Now let’s go over some pros and cons of index funds.

Pros of Index Funds

  • Low fees. They carry low expense ratios when compared to actively managed funds. Since index funds are passively managed they require very little work and can therefore keep very low fees.
  • Good performance. Index funds outperform most actively managed funds in the long run. According to SPIVA, 80% of actively managed large-cap mutual funds underperformed the S&P500 over 5 years.
  • Low risk. Most index funds are inherently broadly diversified.
  • They require little to no work. You don’t have to spend time picking every stock you want to buy. You do have to pick an index fund, though.
  • Tax-efficient. Index funds generally produce much less capital gains than actively managed funds.

Cons of Stock Investing

  • Average results are all you’re going to get. You can’t hope to beat the market while mirroring it.
  • They lack flexibility. Although there are many index funds to choose from, they lack the flexibility that comes with picking individual stocks.
  • There’s a risk of buying when the market is expensive. When picking individual stocks, you can always find some cheap ones even if the overall market is expensive. That’s a luxury not afforded to index funds that buy everything, whether cheap or expensive. For example, if you bought the S&P500 at 1500 in 2007 before the crash, it would have taken 6 years for it to reach 1500 again.


Whether investing in index funds or picking individual stocks is right for you depends on your strategy, goals, and interests.

If investing is something you love doing, then strive to become the best investor you can. Do the necessary work and pick your own stocks. In the long run, your results will be a reflection of your skill as an investor, good or bad.

If you don’t have the interest or the time to really delve into the world of investing, index funds are a great way to gain exposure to the stock market.

While directly comparing performance and risk between investing in index funds vs. picking individual stocks is impossible since it all depends on the stock picker’s strategy.

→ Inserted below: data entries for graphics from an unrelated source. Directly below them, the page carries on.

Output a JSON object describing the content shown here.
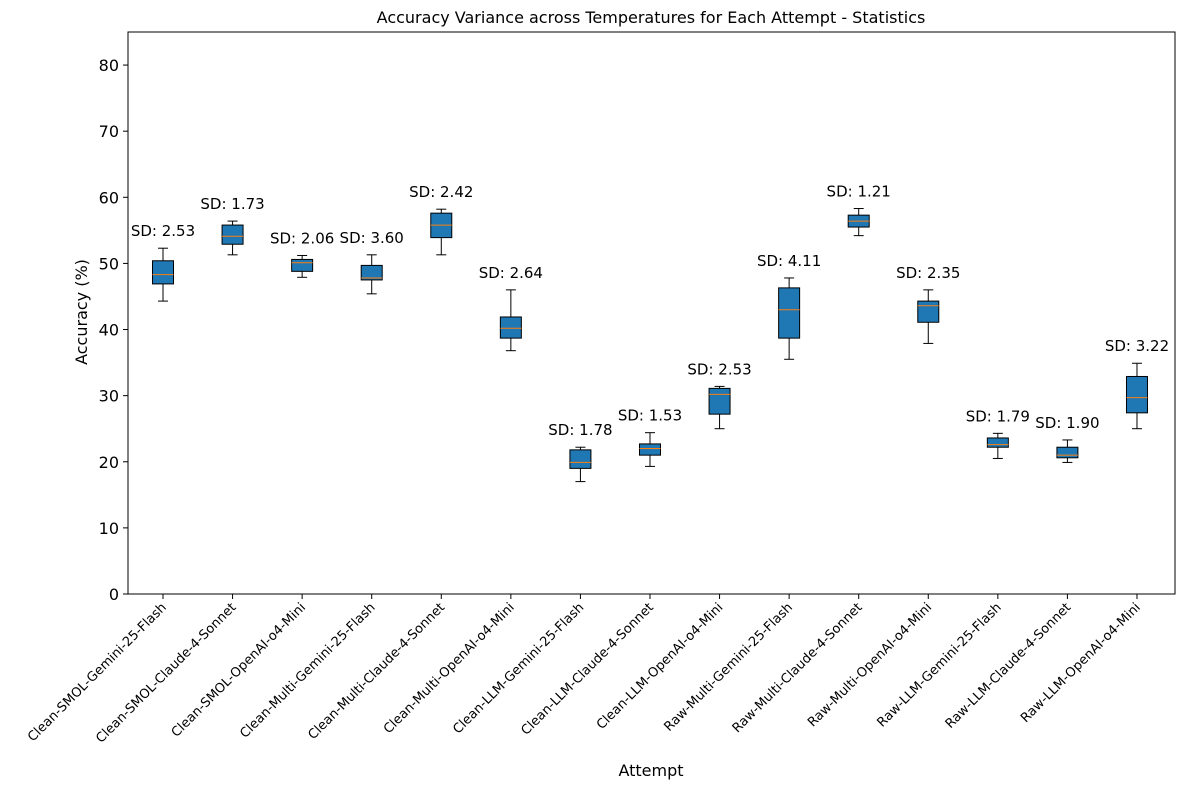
{
  "chart_data": {
    "type": "box",
    "title": "Accuracy Variance across Temperatures for Each Attempt - Statistics",
    "xlabel": "Attempt",
    "ylabel": "Accuracy (%)",
    "ylim": [
      0,
      85
    ],
    "yticks": [
      0,
      10,
      20,
      30,
      40,
      50,
      60,
      70,
      80
    ],
    "grid": false,
    "box_color": "#1f77b4",
    "median_color": "#ff7f0e",
    "categories": [
      "Clean-SMOL-Gemini-25-Flash",
      "Clean-SMOL-Claude-4-Sonnet",
      "Clean-SMOL-OpenAI-o4-Mini",
      "Clean-Multi-Gemini-25-Flash",
      "Clean-Multi-Claude-4-Sonnet",
      "Clean-Multi-OpenAI-o4-Mini",
      "Clean-LLM-Gemini-25-Flash",
      "Clean-LLM-Claude-4-Sonnet",
      "Clean-LLM-OpenAI-o4-Mini",
      "Raw-Multi-Gemini-25-Flash",
      "Raw-Multi-Claude-4-Sonnet",
      "Raw-Multi-OpenAI-o4-Mini",
      "Raw-LLM-Gemini-25-Flash",
      "Raw-LLM-Claude-4-Sonnet",
      "Raw-LLM-OpenAI-o4-Mini"
    ],
    "boxes": [
      {
        "min": 44.3,
        "q1": 46.9,
        "median": 48.3,
        "q3": 50.4,
        "max": 52.3,
        "sd_label": "SD: 2.53"
      },
      {
        "min": 51.3,
        "q1": 52.9,
        "median": 54.1,
        "q3": 55.8,
        "max": 56.4,
        "sd_label": "SD: 1.73"
      },
      {
        "min": 47.9,
        "q1": 48.8,
        "median": 50.1,
        "q3": 50.6,
        "max": 51.2,
        "sd_label": "SD: 2.06"
      },
      {
        "min": 45.4,
        "q1": 47.5,
        "median": 47.8,
        "q3": 49.7,
        "max": 51.3,
        "sd_label": "SD: 3.60"
      },
      {
        "min": 51.3,
        "q1": 53.9,
        "median": 55.8,
        "q3": 57.6,
        "max": 58.2,
        "sd_label": "SD: 2.42"
      },
      {
        "min": 36.8,
        "q1": 38.7,
        "median": 40.2,
        "q3": 41.9,
        "max": 46.0,
        "sd_label": "SD: 2.64"
      },
      {
        "min": 17.0,
        "q1": 19.0,
        "median": 19.9,
        "q3": 21.8,
        "max": 22.2,
        "sd_label": "SD: 1.78"
      },
      {
        "min": 19.3,
        "q1": 21.0,
        "median": 22.0,
        "q3": 22.7,
        "max": 24.4,
        "sd_label": "SD: 1.53"
      },
      {
        "min": 25.0,
        "q1": 27.2,
        "median": 30.2,
        "q3": 31.1,
        "max": 31.4,
        "sd_label": "SD: 2.53"
      },
      {
        "min": 35.5,
        "q1": 38.7,
        "median": 43.0,
        "q3": 46.3,
        "max": 47.8,
        "sd_label": "SD: 4.11"
      },
      {
        "min": 54.2,
        "q1": 55.5,
        "median": 56.4,
        "q3": 57.3,
        "max": 58.3,
        "sd_label": "SD: 1.21"
      },
      {
        "min": 37.9,
        "q1": 41.1,
        "median": 43.6,
        "q3": 44.3,
        "max": 46.0,
        "sd_label": "SD: 2.35"
      },
      {
        "min": 20.5,
        "q1": 22.2,
        "median": 22.6,
        "q3": 23.6,
        "max": 24.3,
        "sd_label": "SD: 1.79"
      },
      {
        "min": 19.9,
        "q1": 20.6,
        "median": 21.0,
        "q3": 22.2,
        "max": 23.3,
        "sd_label": "SD: 1.90"
      },
      {
        "min": 25.0,
        "q1": 27.4,
        "median": 29.7,
        "q3": 32.9,
        "max": 34.9,
        "sd_label": "SD: 3.22"
      }
    ]
  }
}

Index funds are considered less risky, generally speaking, since you’re not going to see a lot of individual stock pickers with a portfolio containing hundreds of stocks

But on the other hand, an investor skilled in the art of picking stocks has an unlimited upside potential. They are masters of their own fates, so to speak.

On a final note, you’re not limited to either index funds or individual stocks. You can do both. If you believe index funds suit you best but you also want to pick your own stocks, then maybe construct a portfolio of 80% index funds and 20% stocks you have chosen.

I hope this article was helpful in your decision between index funds and stock picking. Whether you choose index funds, picking individual stocks, or both, I wish you good luck.